To create a sustainable, environmentally friendly community, the Tampa Bay Housing Authority opted to install a storm water management/rainwater harvesting system and a solar panel array at its new ultra-green inner city development, Encore Tampa in Tampa, Fla. The challenge to the project’s storm water designer, Cardno TBE of Clearwater, Fla., was to come up with a storm water management solution that would provide usable green space while maximizing developable land. To that end, the storm water management system was located under the new community park to control and harvest storm water runoff and irrigate the new green space above. The $450-million Encore Tampa venture is a 28-acre sustainable, mixed-use development designed to create an environmentally sensitive ecosystem, ultimately meeting residents’ needs while preserving resources for future generations.

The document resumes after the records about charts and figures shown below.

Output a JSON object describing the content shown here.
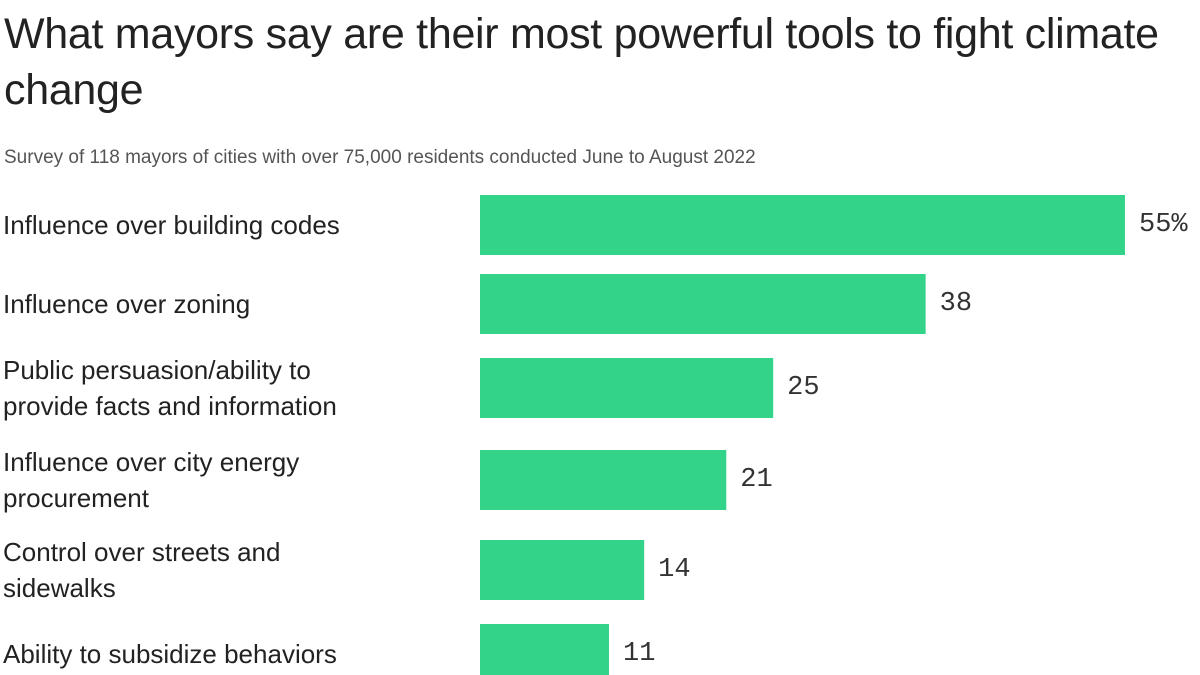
{
  "chart_data": {
    "type": "bar",
    "orientation": "horizontal",
    "title": "What mayors say are their most powerful tools to fight climate change",
    "subtitle": "Survey of 118 mayors of cities with over 75,000 residents conducted June to August 2022",
    "categories": [
      [
        "Influence over building codes"
      ],
      [
        "Influence over zoning"
      ],
      [
        "Public persuasion/ability to",
        "provide facts and information"
      ],
      [
        "Influence over city energy",
        "procurement"
      ],
      [
        "Control over streets and",
        "sidewalks"
      ],
      [
        "Ability to subsidize behaviors"
      ]
    ],
    "values": [
      55,
      38,
      25,
      21,
      14,
      11
    ],
    "value_labels": [
      "55%",
      "38",
      "25",
      "21",
      "14",
      "11"
    ],
    "unit": "%",
    "xlim": [
      0,
      55
    ],
    "grid": false,
    "bar_color": "#33d38a"
  }
}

In order to maximize storage under the green space footprint, Cardno worked with Oldcastle Precast to incorporate the Storm Capture modular retention system using 10-ft-tall precast concrete elements. The system is designed in a treatment-train fashion, with water being pretreated prior to entering storage through two nutrient-separating baffle boxes from Suntree Technologies of Cocoa, Fla., and two settlement chambers that were integrated into the system. During peak storm events, the system can hold water for the full 10-ft height, and is designed to retain the bottom 3 ft, with overflow discharging into an adjacent open-air sand filter. Retained water flows to a small pump chamber adjacent to the Storm Capture system, where a harvesting equipment assembly by John Deere Green Tech provides irrigation to the park’s landscaped areas. Six of the storage modules were designed in a ramp configuration to provide equipment access into the sand filter for maintenance. 

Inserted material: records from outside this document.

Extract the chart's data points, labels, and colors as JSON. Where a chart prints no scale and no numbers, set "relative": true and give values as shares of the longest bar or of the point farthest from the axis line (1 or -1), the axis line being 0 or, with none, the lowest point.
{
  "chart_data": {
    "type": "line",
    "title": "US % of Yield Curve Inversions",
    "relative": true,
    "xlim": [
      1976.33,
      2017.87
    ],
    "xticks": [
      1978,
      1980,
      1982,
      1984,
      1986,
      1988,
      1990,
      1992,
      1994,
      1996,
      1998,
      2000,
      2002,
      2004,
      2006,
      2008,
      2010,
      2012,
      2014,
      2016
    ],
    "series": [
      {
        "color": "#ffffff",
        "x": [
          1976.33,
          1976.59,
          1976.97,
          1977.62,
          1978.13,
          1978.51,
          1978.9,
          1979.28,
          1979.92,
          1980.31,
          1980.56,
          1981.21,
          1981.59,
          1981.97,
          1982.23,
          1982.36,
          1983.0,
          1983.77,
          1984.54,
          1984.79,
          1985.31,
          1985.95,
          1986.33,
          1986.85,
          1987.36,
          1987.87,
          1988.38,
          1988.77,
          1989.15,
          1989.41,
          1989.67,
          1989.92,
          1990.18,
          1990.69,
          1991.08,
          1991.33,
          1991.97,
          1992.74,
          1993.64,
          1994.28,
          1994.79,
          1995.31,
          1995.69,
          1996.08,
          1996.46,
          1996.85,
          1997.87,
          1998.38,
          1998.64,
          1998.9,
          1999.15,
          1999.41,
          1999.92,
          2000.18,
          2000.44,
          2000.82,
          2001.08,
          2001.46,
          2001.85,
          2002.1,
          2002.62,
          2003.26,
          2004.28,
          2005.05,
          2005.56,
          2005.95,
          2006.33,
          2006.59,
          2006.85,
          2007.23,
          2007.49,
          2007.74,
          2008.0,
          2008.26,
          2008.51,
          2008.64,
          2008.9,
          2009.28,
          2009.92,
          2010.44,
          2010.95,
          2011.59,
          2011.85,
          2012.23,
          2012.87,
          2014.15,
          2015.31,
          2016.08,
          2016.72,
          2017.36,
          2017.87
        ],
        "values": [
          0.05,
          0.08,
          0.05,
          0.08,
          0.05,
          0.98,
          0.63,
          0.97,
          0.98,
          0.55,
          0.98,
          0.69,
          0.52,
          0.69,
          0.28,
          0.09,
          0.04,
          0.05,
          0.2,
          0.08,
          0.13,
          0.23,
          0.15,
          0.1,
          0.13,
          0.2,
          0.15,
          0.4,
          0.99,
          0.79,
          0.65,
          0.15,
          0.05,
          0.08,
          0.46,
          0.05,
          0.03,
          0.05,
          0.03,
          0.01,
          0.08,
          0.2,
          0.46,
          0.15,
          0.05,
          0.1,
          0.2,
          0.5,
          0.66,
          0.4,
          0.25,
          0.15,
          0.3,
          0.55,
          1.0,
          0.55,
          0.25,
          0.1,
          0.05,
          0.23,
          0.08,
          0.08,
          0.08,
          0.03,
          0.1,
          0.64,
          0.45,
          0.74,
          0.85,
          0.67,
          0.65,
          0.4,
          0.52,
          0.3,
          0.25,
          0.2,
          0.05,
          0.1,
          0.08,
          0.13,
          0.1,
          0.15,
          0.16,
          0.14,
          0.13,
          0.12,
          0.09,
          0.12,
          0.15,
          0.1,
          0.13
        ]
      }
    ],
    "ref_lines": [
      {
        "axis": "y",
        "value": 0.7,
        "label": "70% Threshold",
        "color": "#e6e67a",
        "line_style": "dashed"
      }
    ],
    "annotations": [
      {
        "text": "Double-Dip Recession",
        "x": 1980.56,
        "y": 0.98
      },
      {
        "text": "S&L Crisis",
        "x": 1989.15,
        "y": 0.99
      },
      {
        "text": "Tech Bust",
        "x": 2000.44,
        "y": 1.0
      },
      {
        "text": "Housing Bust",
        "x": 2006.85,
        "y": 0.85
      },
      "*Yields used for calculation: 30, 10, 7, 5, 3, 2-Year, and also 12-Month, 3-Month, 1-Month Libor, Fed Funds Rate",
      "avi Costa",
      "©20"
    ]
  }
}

The 18,000-sq-ft storm water management system includes a Storm Capture vault composed of 146 10-ft tall Storm Capture modules that can temporarily hold up to 100,000 cu ft of water and retain 33,000 cu ft for harvesting and irrigation use; two nutrient-separating baffle boxes with adjacent sediment chambers for pretreatment; a pump chamber, harvesting and irrigation equipment assembly; and a 3900-sq-ft open-air sand filter constructed with a cast-in-place slab and precast perimeter walls. A solar array was installed on top of the sand filter to provide power back to the local power grid. Additionally, Oldcastle Architectural Products Group supplied 120,000 sq ft of Belgard Hardscapes pavers and block for intricate hardscape paver walkways. Permeable pavers were used for the center median of the main thoroughfare to reduce the heat island effect and aid in storm water management. 

“[This is] one of the coolest features that we have done from a sustainability perspective,” said Marc Marlano, assistant director of site development for Cardno TBE, in a YouTube video featured on the Encore site. “I just don’t think anything can top the storm water vault. This is one of the most unique storm water management systems in the state because of its size. It’s 18,000 sq ft of vault [that] accommodates 33,000 cu ft of storm water. If they had used a conventional storm water system, they would have lost three developable sites. It is by far one of the slickest storm water harvesting features in the state. There is no question about it. It’s just not done at this scale.”